In 2014, the Salt Lake Tribune reported Utah had the third lowest voter turnout in the nation with 28.8% of the voting age population casting ballots. In the article, Justin Lee, deputy director of state elections for Lt. Gov. Spencer Cox, stated two main reasons for the low turnout: a lack of competitive races and a lack of interest. Now in 2016, Utah is participating in a highly competitive race for governor. Debates between the two candidates highlighting their differences on issues vital to Utahns will increase voter interest and, as a result, increase voter participation.
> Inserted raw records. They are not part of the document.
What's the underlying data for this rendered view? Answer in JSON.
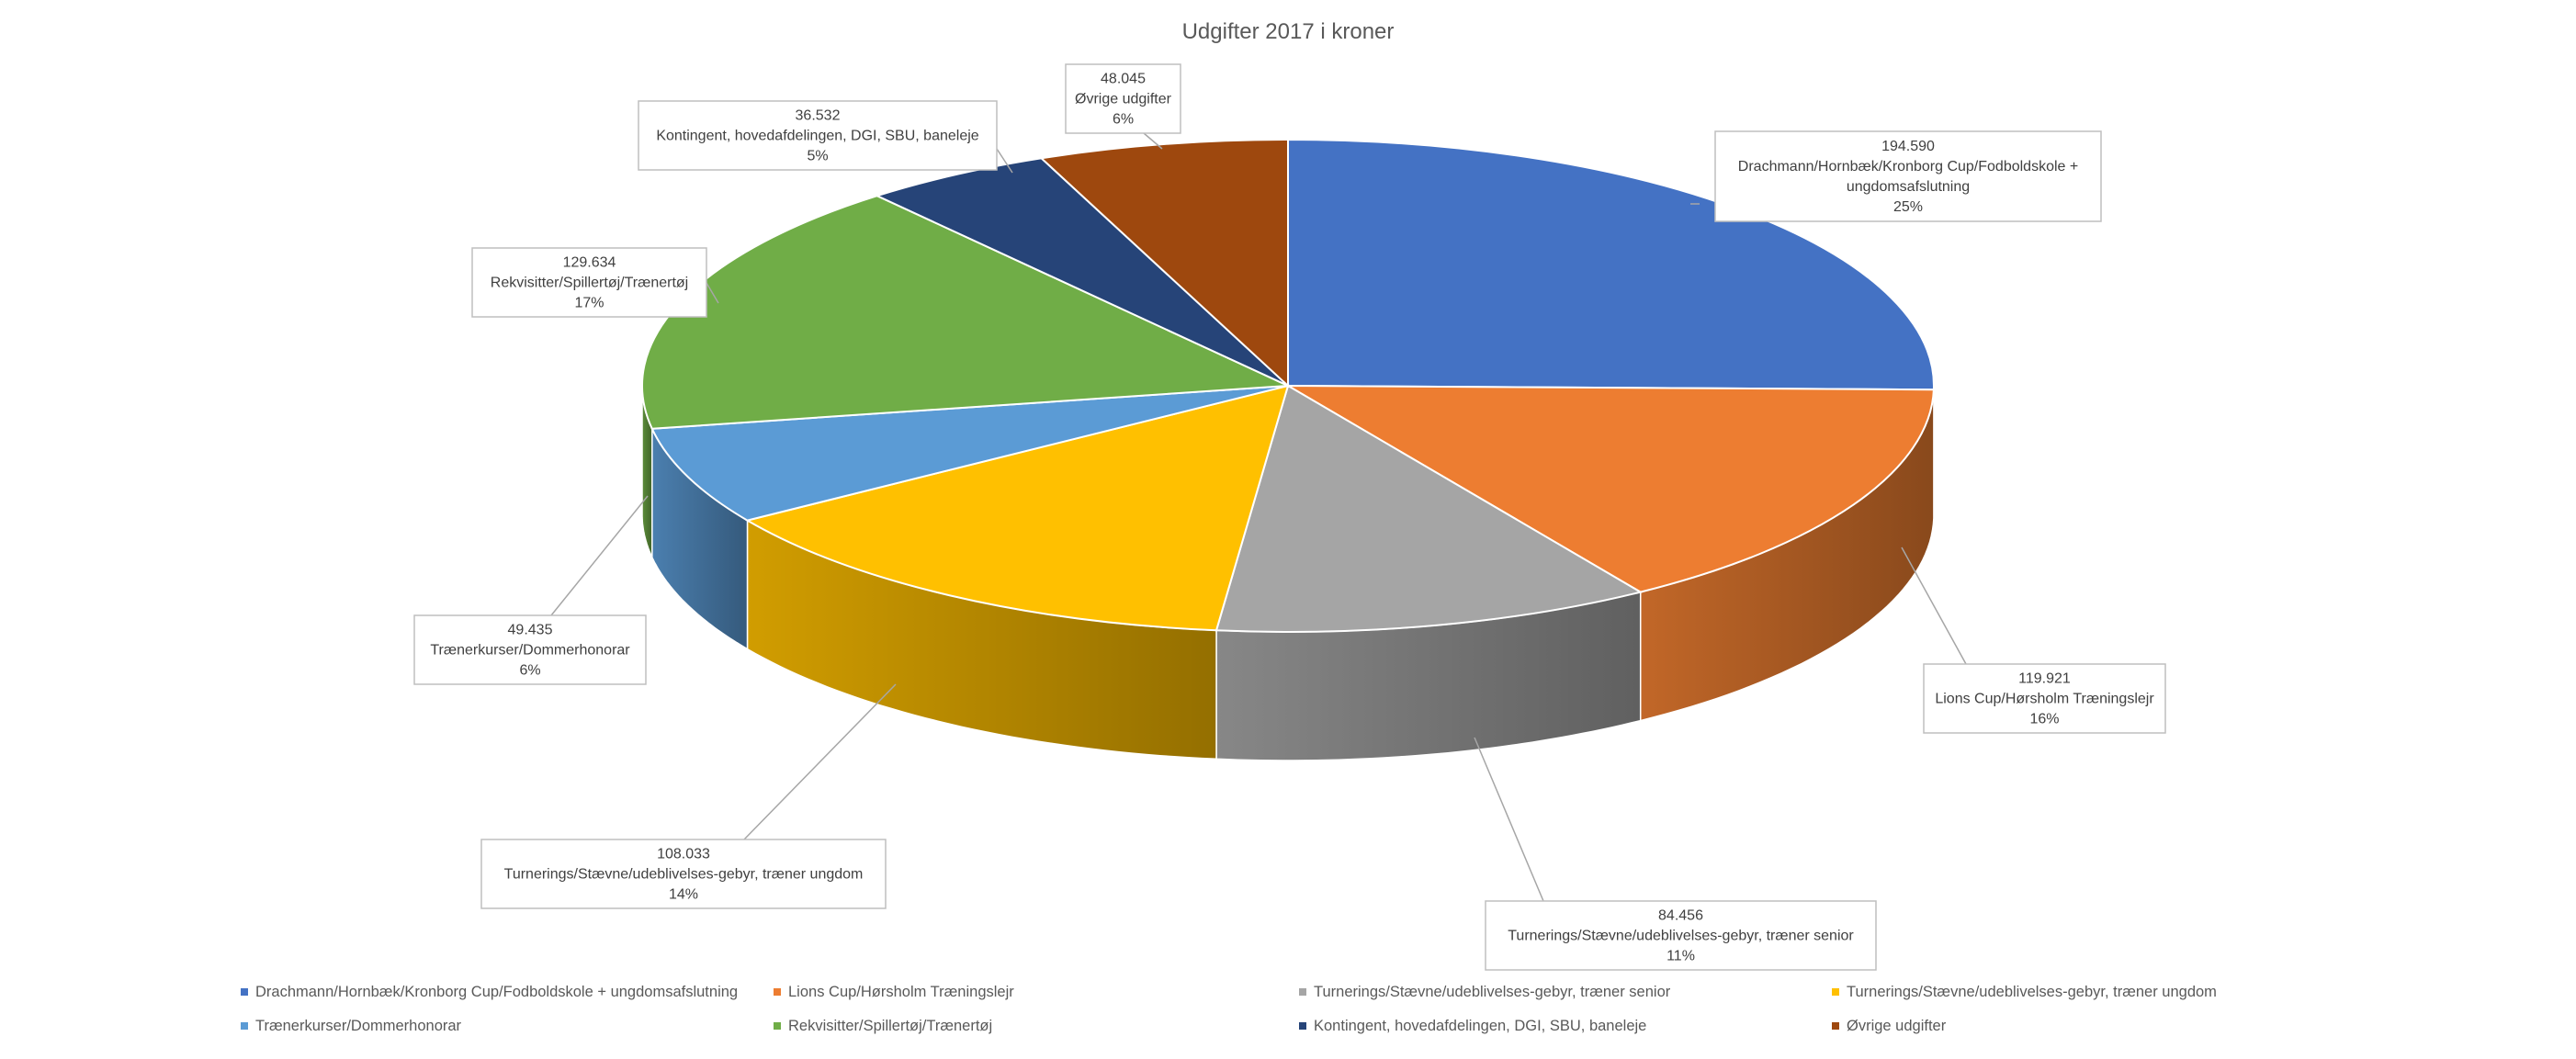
{
  "chart_data": {
    "type": "pie",
    "style": "3d-exploded-depth",
    "title": "Udgifter 2017 i kroner",
    "slices": [
      {
        "category": "Drachmann/Hornbæk/Kronborg Cup/Fodboldskole + ungdomsafslutning",
        "label_lines": [
          "Drachmann/Hornbæk/Kronborg Cup/Fodboldskole +",
          "ungdomsafslutning"
        ],
        "value": 194590,
        "value_label": "194.590",
        "percent_label": "25%",
        "color": "#4472C4"
      },
      {
        "category": "Lions Cup/Hørsholm Træningslejr",
        "label_lines": [
          "Lions Cup/Hørsholm Træningslejr"
        ],
        "value": 119921,
        "value_label": "119.921",
        "percent_label": "16%",
        "color": "#ED7D31"
      },
      {
        "category": "Turnerings/Stævne/udeblivelses-gebyr, træner senior",
        "label_lines": [
          "Turnerings/Stævne/udeblivelses-gebyr, træner senior"
        ],
        "value": 84456,
        "value_label": "84.456",
        "percent_label": "11%",
        "color": "#A5A5A5"
      },
      {
        "category": "Turnerings/Stævne/udeblivelses-gebyr, træner ungdom",
        "label_lines": [
          "Turnerings/Stævne/udeblivelses-gebyr, træner ungdom"
        ],
        "value": 108033,
        "value_label": "108.033",
        "percent_label": "14%",
        "color": "#FFC000"
      },
      {
        "category": "Trænerkurser/Dommerhonorar",
        "label_lines": [
          "Trænerkurser/Dommerhonorar"
        ],
        "value": 49435,
        "value_label": "49.435",
        "percent_label": "6%",
        "color": "#5B9BD5"
      },
      {
        "category": "Rekvisitter/Spillertøj/Trænertøj",
        "label_lines": [
          "Rekvisitter/Spillertøj/Trænertøj"
        ],
        "value": 129634,
        "value_label": "129.634",
        "percent_label": "17%",
        "color": "#70AD47"
      },
      {
        "category": "Kontingent, hovedafdelingen, DGI, SBU, baneleje",
        "label_lines": [
          "Kontingent, hovedafdelingen, DGI, SBU, baneleje"
        ],
        "value": 36532,
        "value_label": "36.532",
        "percent_label": "5%",
        "color": "#264478"
      },
      {
        "category": "Øvrige udgifter",
        "label_lines": [
          "Øvrige udgifter"
        ],
        "value": 48045,
        "value_label": "48.045",
        "percent_label": "6%",
        "color": "#9E480E"
      }
    ],
    "legend_position": "bottom",
    "data_labels": "callouts with value, category and percent"
  }
}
A major factor in this year’s political race is S.B. 54 – the bill Gov. Hebert signed in 2014 which allows candidates access to the primary ballot by gathering signature petitions. For years, Count My Vote supporters explained their desire to increase voter turnout. And yet none of the many people who funded the Count My Vote effort have demanded debates for the highest office in Utah.
Regarding the multiple locations Johnson stated, “Before Utahns vote, they should be able to compare candidates side-by-side at a time and location convenient for them. At a meeting at the Alta Club, Governor Herbert eagerly told lobbyists he was readily available to meet with their clients for high dollar fundraising meetings. He even stated his Chief of Staff, Justin Harding, would be running the state in his absence while he campaigned full time. If Gov. Herbert is that available for fundraising meetings, it’s time to make room in his schedule for Utah voters.”
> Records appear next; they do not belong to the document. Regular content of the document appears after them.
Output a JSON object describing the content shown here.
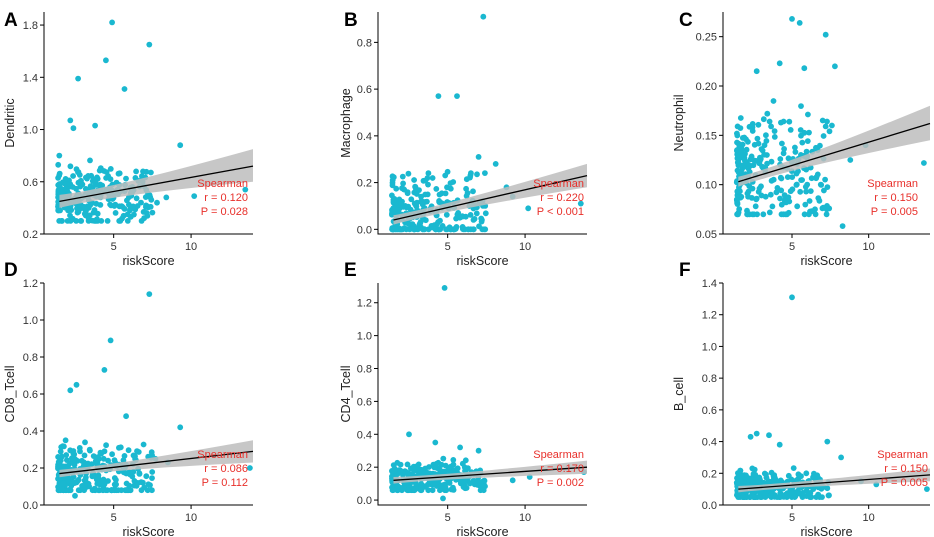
{
  "figure": {
    "background": "#ffffff"
  },
  "style": {
    "point_color": "#1ab8d0",
    "line_color": "#000000",
    "band_color": "#bdbdbd",
    "stat_color": "#e8302b",
    "axis_color": "#000000"
  },
  "chart_data": [
    {
      "panel": "A",
      "type": "scatter",
      "xlabel": "riskScore",
      "ylabel": "Dendritic",
      "xlim": [
        0.5,
        14
      ],
      "ylim": [
        0.2,
        1.9
      ],
      "xticks": [
        5,
        10
      ],
      "yticks": [
        0.2,
        0.6,
        1.0,
        1.4,
        1.8
      ],
      "ytick_labels": [
        "0.2",
        "0.6",
        "1.0",
        "1.4",
        "1.8"
      ],
      "fit": {
        "x": [
          1.5,
          14
        ],
        "y": [
          0.45,
          0.72
        ],
        "ci_lo": [
          0.4,
          0.6
        ],
        "ci_hi": [
          0.5,
          0.85
        ]
      },
      "stats": {
        "method": "Spearman",
        "r": "r = 0.120",
        "p": "P = 0.028"
      },
      "outliers": [
        [
          4.9,
          1.82
        ],
        [
          7.3,
          1.65
        ],
        [
          4.5,
          1.53
        ],
        [
          2.7,
          1.39
        ],
        [
          5.7,
          1.31
        ],
        [
          2.2,
          1.07
        ],
        [
          3.8,
          1.03
        ],
        [
          9.3,
          0.88
        ],
        [
          2.4,
          1.01
        ],
        [
          13.5,
          0.54
        ],
        [
          6.2,
          0.52
        ],
        [
          8.4,
          0.48
        ],
        [
          7.8,
          0.44
        ],
        [
          10.2,
          0.49
        ]
      ],
      "cluster": {
        "n": 260,
        "xmin": 1.4,
        "xmax": 7.5,
        "ymin": 0.3,
        "ymax": 0.8,
        "center": 0.48,
        "seed": 11
      }
    },
    {
      "panel": "B",
      "type": "scatter",
      "xlabel": "riskScore",
      "ylabel": "Macrophage",
      "xlim": [
        0.5,
        14
      ],
      "ylim": [
        -0.02,
        0.93
      ],
      "xticks": [
        5,
        10
      ],
      "yticks": [
        0.0,
        0.2,
        0.4,
        0.6,
        0.8
      ],
      "ytick_labels": [
        "0.0",
        "0.2",
        "0.4",
        "0.6",
        "0.8"
      ],
      "fit": {
        "x": [
          1.5,
          14
        ],
        "y": [
          0.04,
          0.23
        ],
        "ci_lo": [
          0.02,
          0.18
        ],
        "ci_hi": [
          0.06,
          0.28
        ]
      },
      "stats": {
        "method": "Spearman",
        "r": "r = 0.220",
        "p": "P < 0.001"
      },
      "outliers": [
        [
          7.3,
          0.91
        ],
        [
          5.6,
          0.57
        ],
        [
          4.4,
          0.57
        ],
        [
          8.1,
          0.28
        ],
        [
          7.0,
          0.31
        ],
        [
          13.6,
          0.11
        ],
        [
          9.2,
          0.14
        ],
        [
          10.2,
          0.09
        ],
        [
          8.8,
          0.18
        ],
        [
          6.5,
          0.24
        ]
      ],
      "cluster": {
        "n": 260,
        "xmin": 1.4,
        "xmax": 7.5,
        "ymin": 0.0,
        "ymax": 0.35,
        "center": 0.07,
        "seed": 23
      }
    },
    {
      "panel": "C",
      "type": "scatter",
      "xlabel": "riskScore",
      "ylabel": "Neutrophil",
      "xlim": [
        0.5,
        14
      ],
      "ylim": [
        0.05,
        0.275
      ],
      "xticks": [
        5,
        10
      ],
      "yticks": [
        0.05,
        0.1,
        0.15,
        0.2,
        0.25
      ],
      "ytick_labels": [
        "0.05",
        "0.10",
        "0.15",
        "0.20",
        "0.25"
      ],
      "fit": {
        "x": [
          1.5,
          14
        ],
        "y": [
          0.103,
          0.162
        ],
        "ci_lo": [
          0.098,
          0.145
        ],
        "ci_hi": [
          0.108,
          0.18
        ]
      },
      "stats": {
        "method": "Spearman",
        "r": "r = 0.150",
        "p": "P = 0.005"
      },
      "outliers": [
        [
          5.0,
          0.268
        ],
        [
          5.5,
          0.264
        ],
        [
          7.2,
          0.252
        ],
        [
          4.2,
          0.223
        ],
        [
          5.8,
          0.218
        ],
        [
          7.8,
          0.22
        ],
        [
          2.7,
          0.215
        ],
        [
          13.6,
          0.122
        ],
        [
          8.3,
          0.058
        ],
        [
          9.8,
          0.14
        ],
        [
          8.8,
          0.125
        ],
        [
          7.6,
          0.16
        ],
        [
          7.0,
          0.165
        ]
      ],
      "cluster": {
        "n": 260,
        "xmin": 1.4,
        "xmax": 7.5,
        "ymin": 0.07,
        "ymax": 0.19,
        "center": 0.11,
        "seed": 37
      }
    },
    {
      "panel": "D",
      "type": "scatter",
      "xlabel": "riskScore",
      "ylabel": "CD8_Tcell",
      "xlim": [
        0.5,
        14
      ],
      "ylim": [
        0.0,
        1.2
      ],
      "xticks": [
        5,
        10
      ],
      "yticks": [
        0.0,
        0.2,
        0.4,
        0.6,
        0.8,
        1.0,
        1.2
      ],
      "ytick_labels": [
        "0.0",
        "0.2",
        "0.4",
        "0.6",
        "0.8",
        "1.0",
        "1.2"
      ],
      "fit": {
        "x": [
          1.5,
          14
        ],
        "y": [
          0.17,
          0.29
        ],
        "ci_lo": [
          0.15,
          0.23
        ],
        "ci_hi": [
          0.19,
          0.35
        ]
      },
      "stats": {
        "method": "Spearman",
        "r": "r = 0.086",
        "p": "P = 0.112"
      },
      "outliers": [
        [
          7.3,
          1.14
        ],
        [
          4.8,
          0.89
        ],
        [
          4.4,
          0.73
        ],
        [
          2.6,
          0.65
        ],
        [
          2.2,
          0.62
        ],
        [
          5.8,
          0.48
        ],
        [
          9.3,
          0.42
        ],
        [
          13.8,
          0.2
        ],
        [
          2.5,
          0.05
        ],
        [
          8.5,
          0.23
        ],
        [
          7.7,
          0.25
        ]
      ],
      "cluster": {
        "n": 260,
        "xmin": 1.4,
        "xmax": 7.5,
        "ymin": 0.08,
        "ymax": 0.45,
        "center": 0.17,
        "seed": 53
      }
    },
    {
      "panel": "E",
      "type": "scatter",
      "xlabel": "riskScore",
      "ylabel": "CD4_Tcell",
      "xlim": [
        0.5,
        14
      ],
      "ylim": [
        -0.03,
        1.32
      ],
      "xticks": [
        5,
        10
      ],
      "yticks": [
        0.0,
        0.2,
        0.4,
        0.6,
        0.8,
        1.0,
        1.2
      ],
      "ytick_labels": [
        "0.0",
        "0.2",
        "0.4",
        "0.6",
        "0.8",
        "1.0",
        "1.2"
      ],
      "fit": {
        "x": [
          1.5,
          14
        ],
        "y": [
          0.12,
          0.2
        ],
        "ci_lo": [
          0.1,
          0.16
        ],
        "ci_hi": [
          0.14,
          0.24
        ]
      },
      "stats": {
        "method": "Spearman",
        "r": "r = 0.170",
        "p": "P = 0.002"
      },
      "outliers": [
        [
          4.8,
          1.29
        ],
        [
          2.5,
          0.4
        ],
        [
          4.2,
          0.35
        ],
        [
          5.8,
          0.32
        ],
        [
          7.0,
          0.3
        ],
        [
          13.8,
          0.17
        ],
        [
          4.7,
          0.01
        ],
        [
          9.2,
          0.12
        ],
        [
          10.3,
          0.14
        ]
      ],
      "cluster": {
        "n": 260,
        "xmin": 1.4,
        "xmax": 7.5,
        "ymin": 0.06,
        "ymax": 0.27,
        "center": 0.13,
        "seed": 71
      }
    },
    {
      "panel": "F",
      "type": "scatter",
      "xlabel": "riskScore",
      "ylabel": "B_cell",
      "xlim": [
        0.5,
        14
      ],
      "ylim": [
        0.0,
        1.4
      ],
      "xticks": [
        5,
        10
      ],
      "yticks": [
        0.0,
        0.2,
        0.4,
        0.6,
        0.8,
        1.0,
        1.2,
        1.4
      ],
      "ytick_labels": [
        "0.0",
        "0.2",
        "0.4",
        "0.6",
        "0.8",
        "1.0",
        "1.2",
        "1.4"
      ],
      "fit": {
        "x": [
          1.5,
          14
        ],
        "y": [
          0.1,
          0.19
        ],
        "ci_lo": [
          0.08,
          0.15
        ],
        "ci_hi": [
          0.12,
          0.23
        ]
      },
      "stats": {
        "method": "Spearman",
        "r": "r = 0.150",
        "p": "P = 0.005"
      },
      "outliers": [
        [
          5.0,
          1.31
        ],
        [
          2.7,
          0.45
        ],
        [
          2.3,
          0.43
        ],
        [
          3.5,
          0.44
        ],
        [
          4.2,
          0.38
        ],
        [
          7.3,
          0.4
        ],
        [
          13.8,
          0.1
        ],
        [
          9.5,
          0.15
        ],
        [
          10.5,
          0.13
        ],
        [
          8.2,
          0.3
        ]
      ],
      "cluster": {
        "n": 260,
        "xmin": 1.4,
        "xmax": 7.5,
        "ymin": 0.05,
        "ymax": 0.28,
        "center": 0.11,
        "seed": 89
      }
    }
  ]
}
Commenting on the one debate already held this year, Johnson said, “A single hour-long debate on a Monday morning is not enough time for Utahns to interview adequately the candidates. Republican voters need more side-by-side comparison opportunities to vet who they want to elect to run the state for the next four years. I’m eager for voters throughout the state to interview me. I hope Gov. Herbert feels the same way.”
Johnson continued, “Simply put, after Gov. Herbert’s 26 years in political office, it’s time for a healthy dialogue with new perspectives of vital Utah issues. Although I don’t support S.B. 54, Count My Vote supporters and I agree on the importance of increasing voter turnout. We can achieve this through frequent debates throughout the state and I hope they will join me in making these debates a priority.”
Last night at a Taylorsville cottage meeting Mike Mower, Gov. Herbert’s deputy chief of staff, spoke to voters on behalf of the Governor. There an attendee asked him if Gov. Herbert would participate in debates for the benefit of primary voters Mike stated, “Yes, there will be debates before the primary election”. Regarding dates, Mike told attendees they were working on them. The Johnson for Governor campaign has yet to receive any material from the Herbert campaign suggesting the planning of debates.